The short answer is use slow, proprietrary dynamic SQL to kludge a
query together on the fly with your table name in the FROM clause.


The right answer is never pass a table name as a parameter. You need to
understand the basic idea of a data model and what a table means in
implementing a data model. Go back to basics. What is a table? A model
of a set of entities or relationships. EACH TABLE SHOULD BE A DIFFERENT
KIND OF ENTITY. When you have many tables that model the same entity,
then you have a magnetic tape file system written in SQL, and not an
RDBMS at all.


If the tables are different, then having a generic procedure which
works equally on automobiles, octopi or Britney Spear's discology is
saying that your application is a disaster of design.


1) This is dangerous because some user can insert pretty much whatever
they wish -- consider the string 'Foobar; DELETE FROM Foobar; SELECT *
FROM Floob' in your statement string.


2) It says that you have no idea what you are doing, so you are giving
control of the application to any user, present or future.

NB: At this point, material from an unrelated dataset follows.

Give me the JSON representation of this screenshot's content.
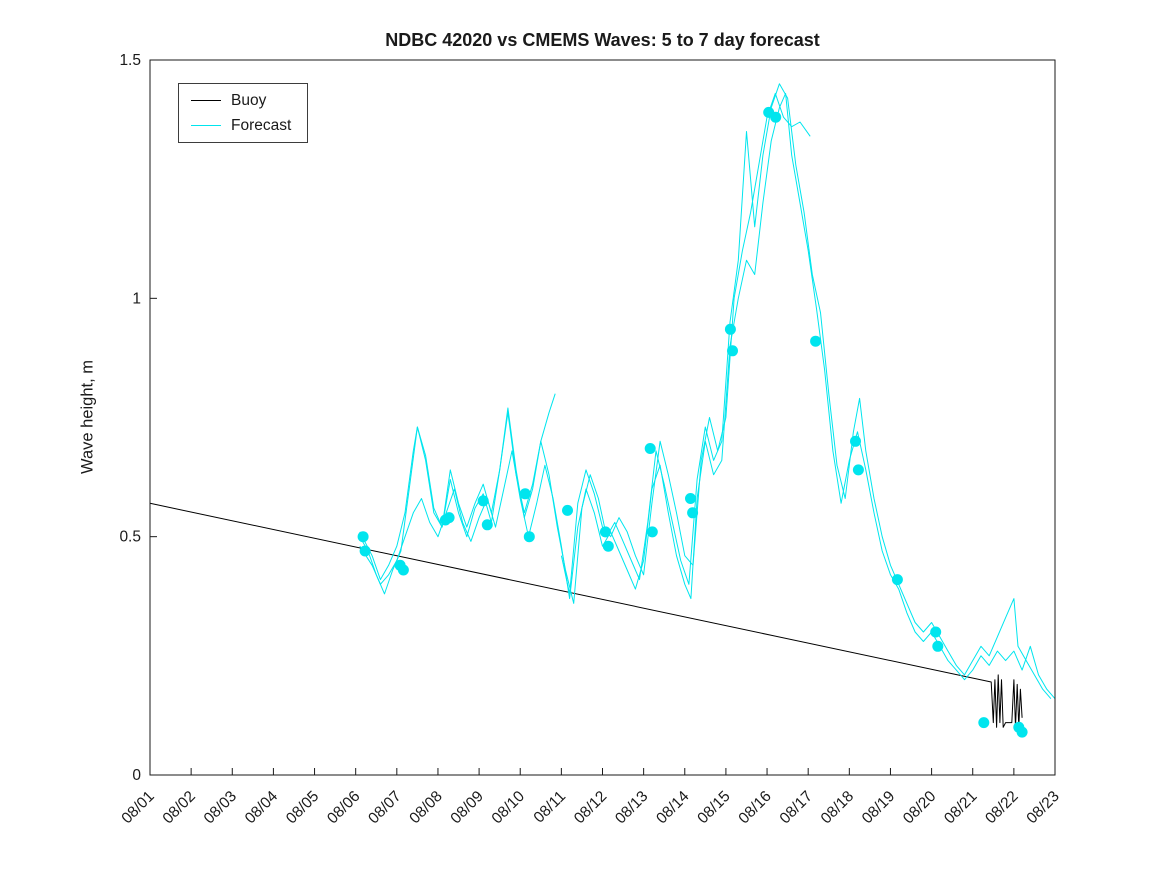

Remember the
basics of Software Engineering? Modules need weak coupling and strong
cohesion, etc. This is far more fundamental than just SQL; it has to
do with learning to programming at all.


3) If you have tables with the same structure which represent the same
kind of entities, then your schema is not orthogonal. Look up what
Chris Date has to say about this design flaw. Look up the term
attribute splitting.


4) You might have failed to tell the difference between data and
meta-data. The SQL engine has routines for that stuff and applications
do not work at that level, if you want to have any data integrity.